The order threatens retaliatory tariffs against foreign governments accused of “increasingly exert[ing] extraterritorial authority over American companies, especially in the technology sector”.
Australia is the first explicitly named country in the order, albeit in the context of claiming that the US tech sector is bigger than the economy of a handful of nations including “Canada, or most members of the European Union”.
Australia has been at the forefront of global governments forcing tech companies to pay for journalism, with the introduction of the news media bargaining code in 2021 inspiring other governments to try to do the same.
Succeeding the 2021 news media bargaining code, the Albanese government announced the updated version of the policy in December but it has yet to pass Parliament.
Last week, the Nine papers reported that Australian trade officials said the government would not push on with its proposed news media bargaining incentive amid an already heated battle over whether Australia should face US tariffs.
Greens Senator and communications spokesperson Sarah Hanson-Young challenged the government to stand up to the “bully-boy” tactics of the Trump administration.
“Pandering to the tech bullies won’t serve Australia’s interests or ensure public interest journalism is protected. These big tech giants will never do the right thing by their users, journalists or the community unless they are forced to,” she said in a statement.
Beyond the news media bargaining code, Hanson-Young argued the US was also threatening other ways of regulating tech companies in Australia.
“Whether it’s paying for the journalism they use, or their dangerous algorithms that are used to generate massive profits from hate and abusive content and scams, these corporations must be held accountable,” she said.
“Donald Trump is not our president and his extreme tech oligarchy should not dictate Australian policies or regulation.”
The proposed incentive is designed to encourage companies running “digital platforms operating significant social media or search services” such as Meta, Google and TikTok to directly negotiate deals with Australian news media publishers or face a government levy that will fund journalism.
Early last year, Meta, which signed a number of deals with Australian news outlets in 2021, announced that it would not sign any further deals.
Since Trump’s initial tariff threat, Australian officials have trodden carefully with any policy plans that might upset the US president. Capital Brief reported last month that Assistant Treasurer Stephen Jones had reached out to both the Joe Biden administration and to Trump officials ahead of the announcement of the news bargaining incentive in December, underscoring the delicacy of the issue as Meta owner Mark Zuckerberg and X owner Elon Musk grow ever closer to Trump.
Monash University journalism Associate Professor Johan Lidberg said the news bargaining incentive, if implemented, would be a way for Australian news publishers to get certainty about ongoing funding for public interest journalism.

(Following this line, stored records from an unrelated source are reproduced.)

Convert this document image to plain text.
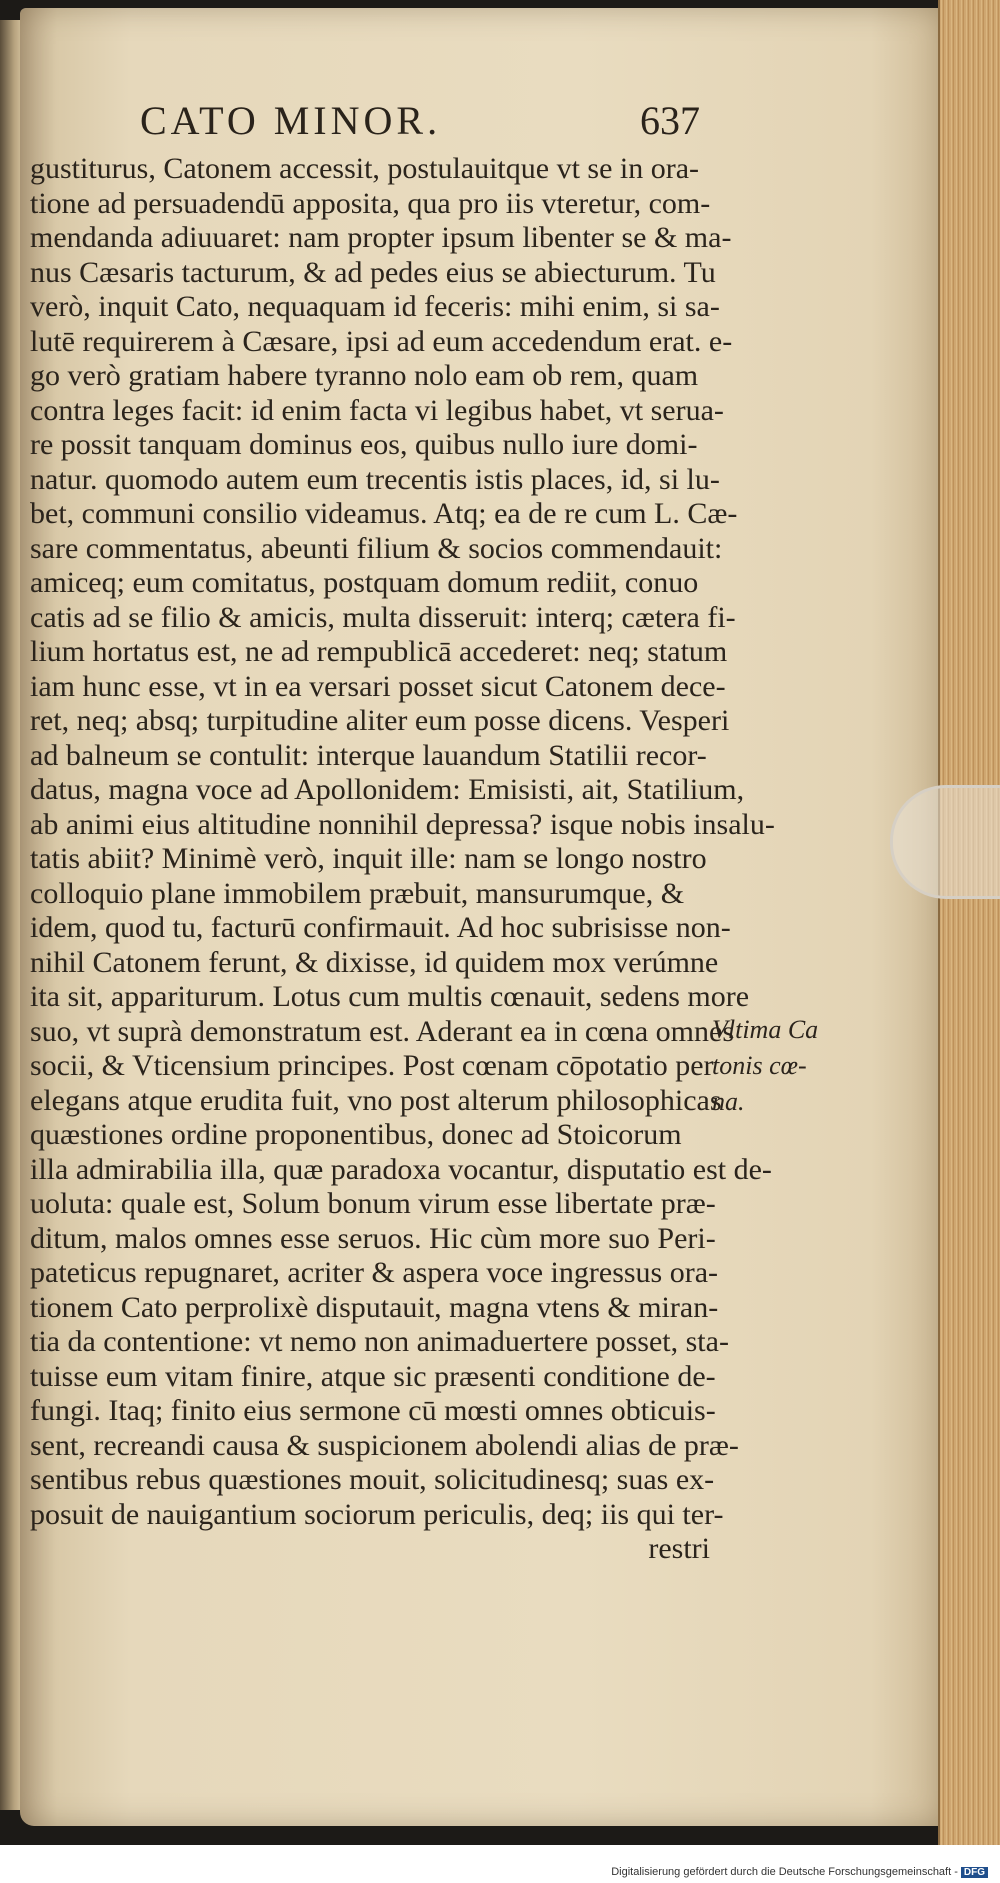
CATO MINOR.	637
gustiturus, Catonem accessit, postulauitque vt se in ora-
tione ad persuadendū apposita, qua pro iis vteretur, com-
mendanda adiuuaret: nam propter ipsum libenter se & ma-
nus Cæsaris tacturum, & ad pedes eius se abiecturum. Tu
verò, inquit Cato, nequaquam id feceris: mihi enim, si sa-
lutē requirerem à Cæsare, ipsi ad eum accedendum erat. e-
go verò gratiam habere tyranno nolo eam ob rem, quam
contra leges facit: id enim facta vi legibus habet, vt serua-
re possit tanquam dominus eos, quibus nullo iure domi-
natur. quomodo autem eum trecentis istis places, id, si lu-
bet, communi consilio videamus. Atq; ea de re cum L. Cæ-
sare commentatus, abeunti filium & socios commendauit:
amiceq; eum comitatus, postquam domum rediit, conuo
catis ad se filio & amicis, multa disseruit: interq; cætera fi-
lium hortatus est, ne ad rempublicā accederet: neq; statum
iam hunc esse, vt in ea versari posset sicut Catonem dece-
ret, neq; absq; turpitudine aliter eum posse dicens. Vesperi
ad balneum se contulit: interque lauandum Statilii recor-
datus, magna voce ad Apollonidem: Emisisti, ait, Statilium,
ab animi eius altitudine nonnihil depressa? isque nobis insalu-
tatis abiit? Minimè verò, inquit ille: nam se longo nostro
colloquio plane immobilem præbuit, mansurumque, &
idem, quod tu, facturū confirmauit. Ad hoc subrisisse non-
nihil Catonem ferunt, & dixisse, id quidem mox verúmne
ita sit, appariturum. Lotus cum multis cœnauit, sedens more
suo, vt suprà demonstratum est. Aderant ea in cœna omnes
socii, & Vticensium principes. Post cœnam cōpotatio per
elegans atque erudita fuit, vno post alterum philosophicas
quæstiones ordine proponentibus, donec ad Stoicorum
illa admirabilia illa, quæ paradoxa vocantur, disputatio est de-
uoluta: quale est, Solum bonum virum esse libertate præ-
ditum, malos omnes esse seruos. Hic cùm more suo Peri-
pateticus repugnaret, acriter & aspera voce ingressus ora-
tionem Cato perprolixè disputauit, magna vtens & miran-
tia da contentione: vt nemo non animaduertere posset, sta-
tuisse eum vitam finire, atque sic præsenti conditione de-
fungi. Itaq; finito eius sermone cū mœsti omnes obticuis-
sent, recreandi causa & suspicionem abolendi alias de præ-
sentibus rebus quæstiones mouit, solicitudinesq; suas ex-
posuit de nauigantium sociorum periculis, deq; iis qui ter-
restri
Vltima Ca
tonis cœ-
na.
Digitalisierung gefördert durch die Deutsche Forschungsgemeinschaft - DFG
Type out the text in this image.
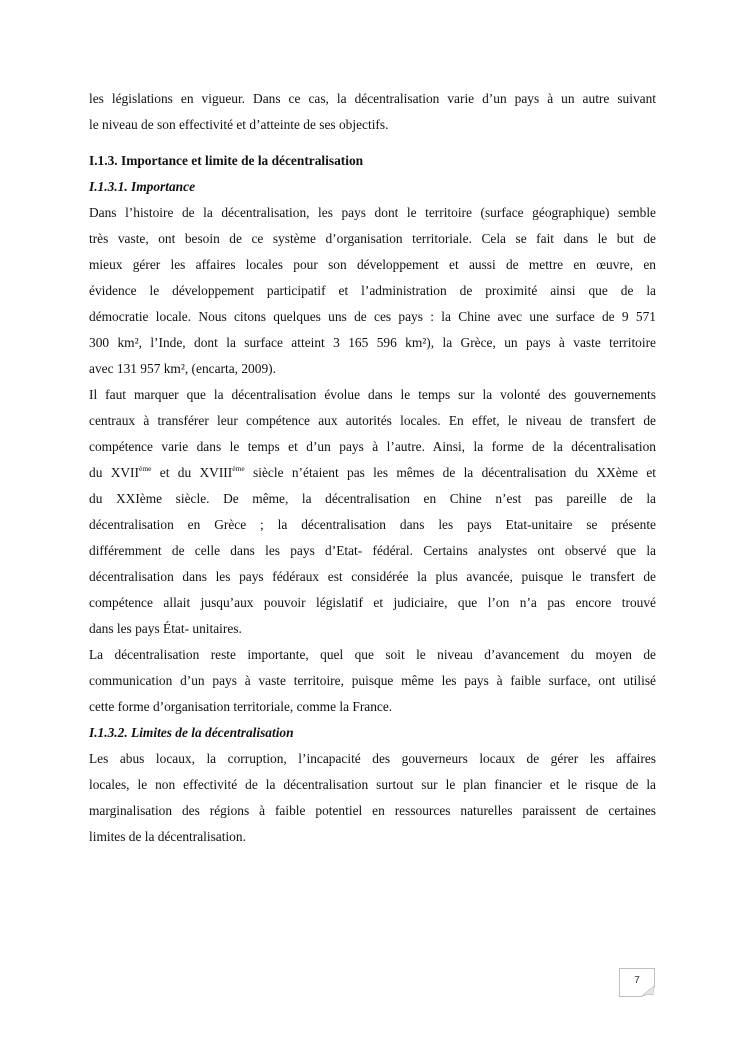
les législations en vigueur. Dans ce cas, la décentralisation varie d’un pays à un autre suivant
le niveau de son effectivité et d’atteinte de ses objectifs.
I.1.3. Importance et limite de la décentralisation
I.1.3.1. Importance
Dans l’histoire de la décentralisation, les pays dont le territoire (surface géographique) semble
très vaste, ont besoin de ce système d’organisation territoriale. Cela se fait dans le but de
mieux gérer les affaires locales pour son développement et aussi de mettre en œuvre, en
évidence le développement participatif et l’administration de proximité ainsi que de la
démocratie locale. Nous citons quelques uns de ces pays : la Chine avec une surface de 9 571
300 km², l’Inde, dont la surface atteint 3 165 596 km²), la Grèce, un pays à vaste territoire
avec 131 957 km², (encarta, 2009).
Il faut marquer que la décentralisation évolue dans le temps sur la volonté des gouvernements
centraux à transférer leur compétence aux autorités locales. En effet, le niveau de transfert de
compétence varie dans le temps et d’un pays à l’autre. Ainsi, la forme de la décentralisation
du XVIIème et du XVIIIème siècle n’étaient pas les mêmes de la décentralisation du XXème et
du XXIème siècle. De même, la décentralisation en Chine n’est pas pareille de la
décentralisation en Grèce ; la décentralisation dans les pays Etat-unitaire se présente
différemment de celle dans les pays d’Etat- fédéral. Certains analystes ont observé que la
décentralisation dans les pays fédéraux est considérée la plus avancée, puisque le transfert de
compétence allait jusqu’aux pouvoir législatif et judiciaire, que l’on n’a pas encore trouvé
dans les pays État- unitaires.
La décentralisation reste importante, quel que soit le niveau d’avancement du moyen de
communication d’un pays à vaste territoire, puisque même les pays à faible surface, ont utilisé
cette forme d’organisation territoriale, comme la France.
I.1.3.2. Limites de la décentralisation
Les abus locaux, la corruption, l’incapacité des gouverneurs locaux de gérer les affaires
locales, le non effectivité de la décentralisation surtout sur le plan financier et le risque de la
marginalisation des régions à faible potentiel en ressources naturelles paraissent de certaines
limites de la décentralisation.
7
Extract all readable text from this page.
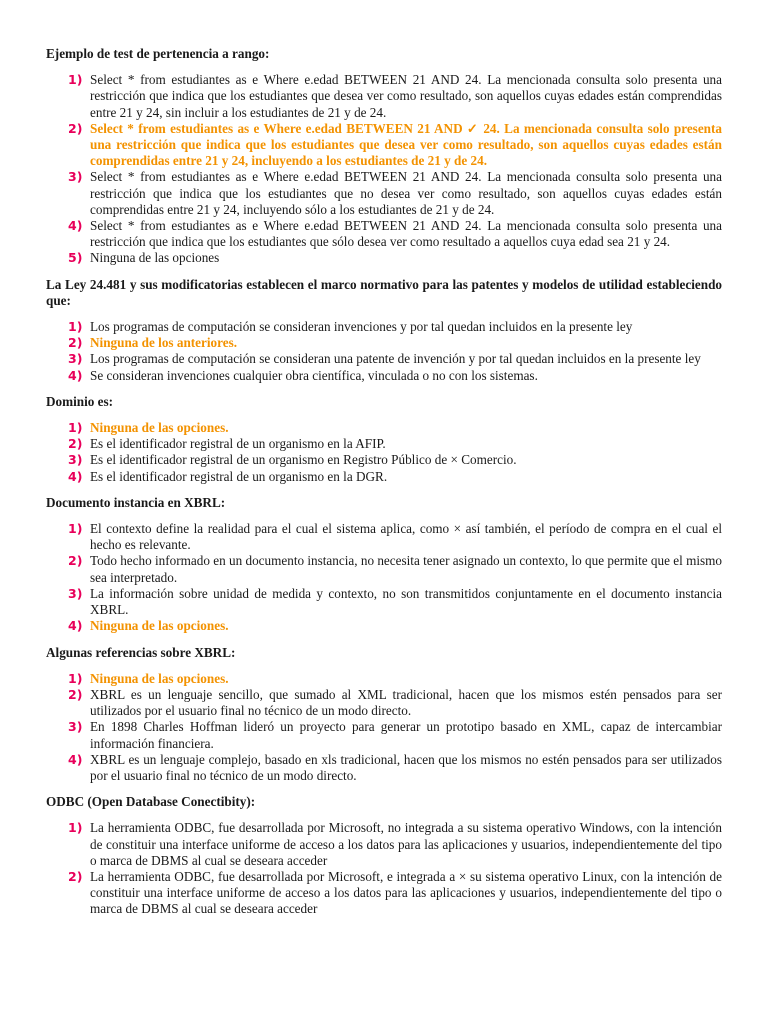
Ejemplo de test de pertenencia a rango:
1) Select * from estudiantes as e Where e.edad BETWEEN 21 AND 24. La mencionada consulta solo presenta una restricción que indica que los estudiantes que desea ver como resultado, son aquellos cuyas edades están comprendidas entre 21 y 24, sin incluir a los estudiantes de 21 y de 24.
2) Select * from estudiantes as e Where e.edad BETWEEN 21 AND ✓ 24. La mencionada consulta solo presenta una restricción que indica que los estudiantes que desea ver como resultado, son aquellos cuyas edades están comprendidas entre 21 y 24, incluyendo a los estudiantes de 21 y de 24.
3) Select * from estudiantes as e Where e.edad BETWEEN 21 AND 24. La mencionada consulta solo presenta una restricción que indica que los estudiantes que no desea ver como resultado, son aquellos cuyas edades están comprendidas entre 21 y 24, incluyendo sólo a los estudiantes de 21 y de 24.
4) Select * from estudiantes as e Where e.edad BETWEEN 21 AND 24. La mencionada consulta solo presenta una restricción que indica que los estudiantes que sólo desea ver como resultado a aquellos cuya edad sea 21 y 24.
5) Ninguna de las opciones
La Ley 24.481 y sus modificatorias establecen el marco normativo para las patentes y modelos de utilidad estableciendo que:
1) Los programas de computación se consideran invenciones y por tal quedan incluidos en la presente ley
2) Ninguna de los anteriores.
3) Los programas de computación se consideran una patente de invención y por tal quedan incluidos en la presente ley
4) Se consideran invenciones cualquier obra científica, vinculada o no con los sistemas.
Dominio es:
1) Ninguna de las opciones.
2) Es el identificador registral de un organismo en la AFIP.
3) Es el identificador registral de un organismo en Registro Público de × Comercio.
4) Es el identificador registral de un organismo en la DGR.
Documento instancia en XBRL:
1) El contexto define la realidad para el cual el sistema aplica, como × así también, el período de compra en el cual el hecho es relevante.
2) Todo hecho informado en un documento instancia, no necesita tener asignado un contexto, lo que permite que el mismo sea interpretado.
3) La información sobre unidad de medida y contexto, no son transmitidos conjuntamente en el documento instancia XBRL.
4) Ninguna de las opciones.
Algunas referencias sobre XBRL:
1) Ninguna de las opciones.
2) XBRL es un lenguaje sencillo, que sumado al XML tradicional, hacen que los mismos estén pensados para ser utilizados por el usuario final no técnico de un modo directo.
3) En 1898 Charles Hoffman lideró un proyecto para generar un prototipo basado en XML, capaz de intercambiar información financiera.
4) XBRL es un lenguaje complejo, basado en xls tradicional, hacen que los mismos no estén pensados para ser utilizados por el usuario final no técnico de un modo directo.
ODBC (Open Database Conectibity):
1) La herramienta ODBC, fue desarrollada por Microsoft, no integrada a su sistema operativo Windows, con la intención de constituir una interface uniforme de acceso a los datos para las aplicaciones y usuarios, independientemente del tipo o marca de DBMS al cual se deseara acceder
2) La herramienta ODBC, fue desarrollada por Microsoft, e integrada a × su sistema operativo Linux, con la intención de constituir una interface uniforme de acceso a los datos para las aplicaciones y usuarios, independientemente del tipo o marca de DBMS al cual se deseara acceder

He said that in his view, Australia’s reaction so far to Trump’s tariff threats risked coming off as “a bit cowardly”.
“[Pausing the news bargaining incentive] could be seen as Australia just bending over backwards to make sure that Trump and the US are pleased — the question I have is: where do you draw the line?”
But according to United States Studies Centre research director Jared Mondschein, Australia’s pause of its proposed tech levy makes strategic sense in light of Trump’s reelection.
“When Australia was doing these regulations on a lot of US tech firms, it was during the Biden administration, which was in many ways unique in that it did not mind more regulation of the big tech firms,” he told Crikey. “I think the environment in the US has changed, and I think Australia should consider whether it should move unilaterally or try to work with like-minded allies and partners towards a more sustainable solution for regulation.
“[Trump’s reelection] has definitely made regulating tech companies more complicated — that doesn’t mean you can’t do it, but it requires more nimble negotiations than under the Biden administration. I think unilaterally enacting regulations without consulting other like-minded allies and partners, including the US, will be more difficult and less sustainable.”
Disclosure: Private Media, which owns Crikey, signed deals with Meta and Google under threat of the news media bargaining code.